Par la suite, le gouvernement reconnaît que les manifestations des étudiants, entamées lundi dernier, ont été réprimées avec violence. “…Lesdites manifestations, qui se sont poursuivies avec l’attaque nocturne d’un commissariat de police par une bande hétéroclite d’individus armés de fusils et de gourdins, se sont soldées par deux morts du côté des assaillants et des blessés du côté des forces de l’ordre ”, précise le communiqué. “ Que des mensonges ! ”, clament haut et fort les étudiants et autres habitants de Buea qui disent n’avoir jamais attaqué un commissariat de police.
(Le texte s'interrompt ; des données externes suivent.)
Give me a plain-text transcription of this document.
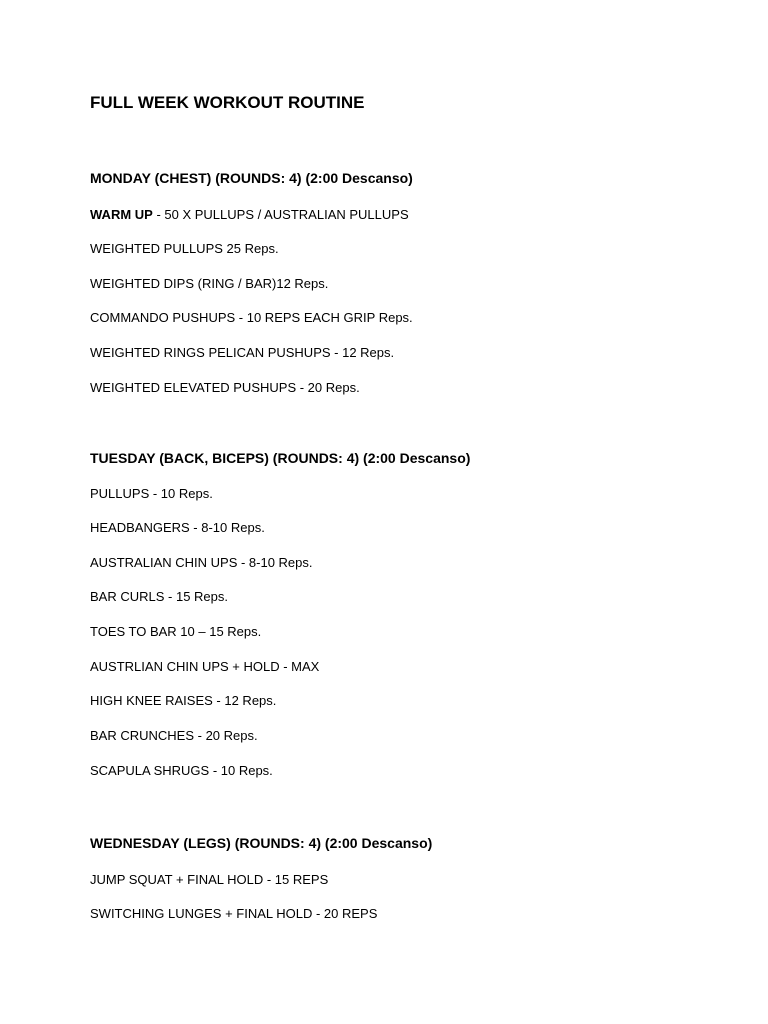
FULL WEEK WORKOUT ROUTINE
MONDAY (CHEST) (ROUNDS: 4) (2:00 Descanso)
WARM UP - 50 X PULLUPS / AUSTRALIAN PULLUPS
WEIGHTED PULLUPS 25 Reps.
WEIGHTED DIPS (RING / BAR)12 Reps.
COMMANDO PUSHUPS - 10 REPS EACH GRIP Reps.
WEIGHTED RINGS PELICAN PUSHUPS - 12 Reps.
WEIGHTED ELEVATED PUSHUPS - 20 Reps.
TUESDAY (BACK, BICEPS) (ROUNDS: 4) (2:00 Descanso)
PULLUPS - 10 Reps.
HEADBANGERS - 8-10 Reps.
AUSTRALIAN CHIN UPS - 8-10 Reps.
BAR CURLS - 15 Reps.
TOES TO BAR 10 – 15 Reps.
AUSTRLIAN CHIN UPS + HOLD - MAX
HIGH KNEE RAISES - 12 Reps.
BAR CRUNCHES - 20 Reps.
SCAPULA SHRUGS - 10 Reps.
WEDNESDAY (LEGS) (ROUNDS: 4) (2:00 Descanso)
JUMP SQUAT + FINAL HOLD - 15 REPS
SWITCHING LUNGES + FINAL HOLD - 20 REPS
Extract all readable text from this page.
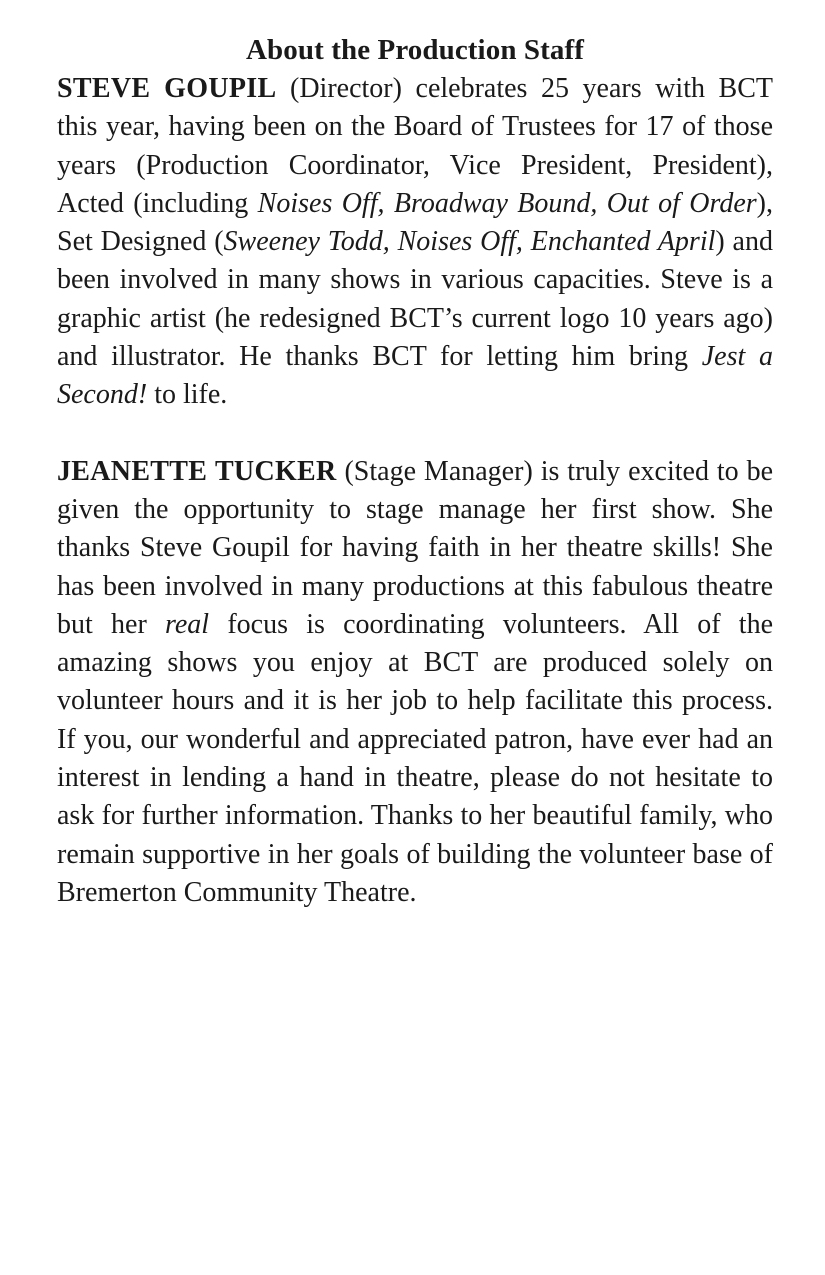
About the Production Staff

STEVE GOUPIL (Director) celebrates 25 years with BCT this year, having been on the Board of Trustees for 17 of those years (Production Coordinator, Vice President, President), Acted (including Noises Off, Broadway Bound, Out of Order), Set Designed (Sweeney Todd, Noises Off, Enchanted April) and been involved in many shows in various capacities. Steve is a graphic artist (he redesigned BCT’s current logo 10 years ago) and illustrator. He thanks BCT for letting him bring Jest a Second! to life.

JEANETTE TUCKER (Stage Manager) is truly excited to be given the opportunity to stage manage her first show. She thanks Steve Goupil for having faith in her theatre skills! She has been involved in many productions at this fabulous theatre but her real focus is coordinating volunteers. All of the amazing shows you enjoy at BCT are produced solely on volunteer hours and it is her job to help facilitate this process. If you, our wonderful and appreciated patron, have ever had an interest in lending a hand in theatre, please do not hesitate to ask for further information. Thanks to her beautiful family, who remain supportive in her goals of building the volunteer base of Bremerton Community Theatre.
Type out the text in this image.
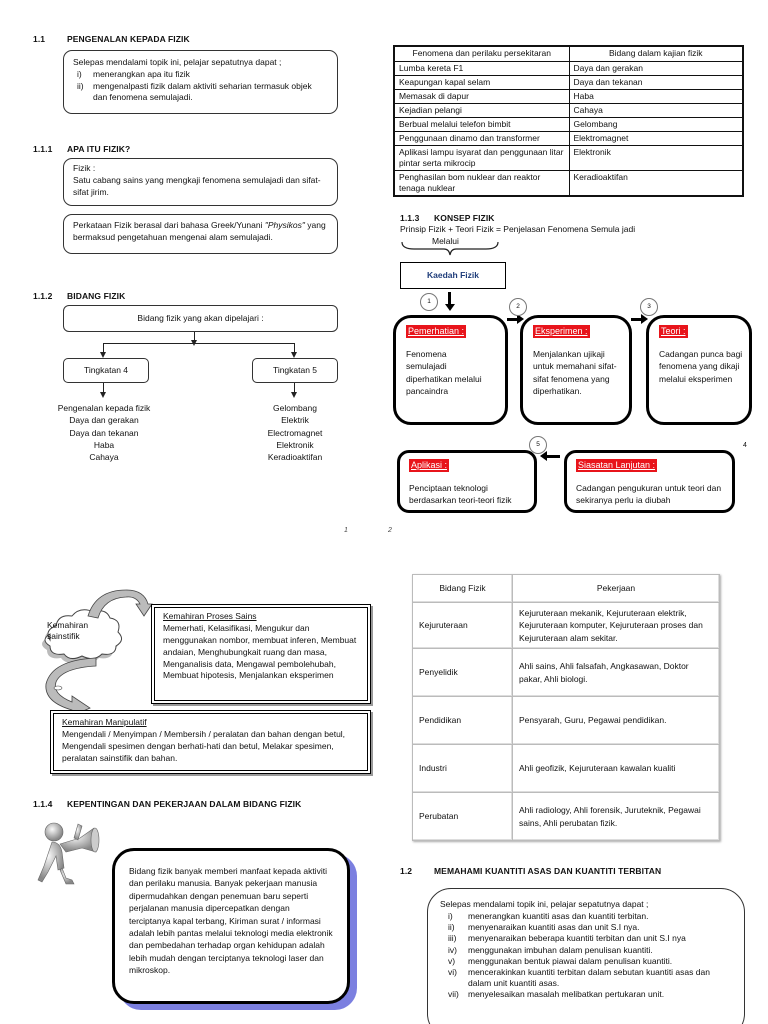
1.1	PENGENALAN KEPADA FIZIK
Selepas mendalami topik ini, pelajar sepatutnya dapat ;
i)	menerangkan apa itu fizik
ii)	mengenalpasti fizik dalam aktiviti seharian termasuk objek dan fenomena semulajadi.
1.1.1 APA ITU FIZIK?
Fizik :
Satu cabang sains yang mengkaji fenomena semulajadi dan sifat-sifat jirim.
Perkataan Fizik berasal dari bahasa Greek/Yunani "Physikos" yang bermaksud pengetahuan mengenai alam semulajadi.
Fenomena dan perilaku persekitaran	Bidang dalam kajian fizik
Lumba kereta F1	Daya dan gerakan
Keapungan kapal selam	Daya dan tekanan
Memasak di dapur	Haba
Kejadian pelangi	Cahaya
Berbual melalui telefon bimbit	Gelombang
Penggunaan dinamo dan transformer	Elektromagnet
Aplikasi lampu isyarat dan penggunaan litar pintar serta mikrocip	Elektronik
Penghasilan bom nuklear dan reaktor tenaga nuklear	Keradioaktifan
1.1.2 BIDANG FIZIK
Bidang fizik yang akan dipelajari :
Tingkatan 4	Tingkatan 5
Pengenalan kepada fizik
Daya dan gerakan
Daya dan tekanan
Haba
Cahaya
Gelombang
Elektrik
Electromagnet
Elektronik
Keradioaktifan
1.1.3 KONSEP FIZIK
Prinsip Fizik + Teori Fizik = Penjelasan Fenomena Semula jadi
Melalui
Kaedah Fizik
1
Pemerhatian :
Fenomena semulajadi diperhatikan melalui pancaindra
2
Eksperimen :
Menjalankan ujikaji untuk memahani sifat-sifat fenomena yang diperhatikan.
3
Teori :
Cadangan punca bagi fenomena yang dikaji melalui eksperimen
5	4
Aplikasi :
Penciptaan teknologi berdasarkan teori-teori fizik
Siasatan Lanjutan :
Cadangan pengukuran untuk teori dan sekiranya perlu ia diubah
1	2
Kemahiran sainstifik
Kemahiran Proses Sains
Memerhati, Kelasifikasi, Mengukur dan menggunakan nombor, membuat inferen, Membuat andaian, Menghubungkait ruang dan masa, Menganalisis data, Mengawal pembolehubah, Membuat hipotesis, Menjalankan eksperimen
Kemahiran Manipulatif
Mengendali / Menyimpan / Membersih / peralatan dan bahan dengan betul, Mengendali spesimen dengan berhati-hati dan betul, Melakar spesimen, peralatan sainstifik dan bahan.
Bidang Fizik	Pekerjaan
Kejuruteraan	Kejuruteraan mekanik, Kejuruteraan elektrik, Kejuruteraan komputer, Kejuruteraan proses dan Kejuruteraan alam sekitar.
Penyelidik	Ahli sains, Ahli falsafah, Angkasawan, Doktor pakar, Ahli biologi.
Pendidikan	Pensyarah, Guru, Pegawai pendidikan.
Industri	Ahli geofizik, Kejuruteraan kawalan kualiti
Perubatan	Ahli radiology, Ahli forensik, Juruteknik, Pegawai sains, Ahli perubatan fizik.
1.1.4 KEPENTINGAN DAN PEKERJAAN DALAM BIDANG FIZIK
Bidang fizik banyak memberi manfaat kepada aktiviti dan perilaku manusia. Banyak pekerjaan manusia dipermudahkan dengan penemuan baru seperti perjalanan manusia dipercepatkan dengan terciptanya kapal terbang, Kiriman surat / informasi adalah lebih pantas melalui teknologi media elektronik dan pembedahan terhadap organ kehidupan adalah lebih mudah dengan terciptanya teknologi laser dan mikroskop.
1.2	MEMAHAMI KUANTITI ASAS DAN KUANTITI TERBITAN
Selepas mendalami topik ini, pelajar sepatutnya dapat ;
i)	menerangkan kuantiti asas dan kuantiti terbitan.
ii)	menyenaraikan kuantiti asas dan unit S.I nya.
iii)	menyenaraikan beberapa kuantiti terbitan dan unit S.I nya
iv)	menggunakan imbuhan dalam penulisan kuantiti.
v)	menggunakan bentuk piawai dalam penulisan kuantiti.
vi)	mencerakinkan kuantiti terbitan dalam sebutan kuantiti asas dan dalam unit kuantiti asas.
vii)	menyelesaikan masalah melibatkan pertukaran unit.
“ Après avoir déploré les morts et les blessés enregistrés, le chef du gouvernement a prescrit au secrétaire d’Etat à la défense et au délégué à la sûreté nationale d’ouvrir une enquête… Aussi prescrit-il au ministre de l’enseignement supérieur de : 1- prendre toutes les mesures nécessaires pour ramener la sérénité au campus de l’université de Buea afin que les activités académiques reprennent leur cours normal ; 2- faire respecter le processus et les textes réglementaires en vigueur en matière d’admission dans les grandes écoles de formation et institutions universitaires d’Etat ; 3-d’engager les mesures appropriées à l’encontre des membres de la communauté universitaire impliqués dans ces actes de violence et de vandalisme ”, conclut le communiqué.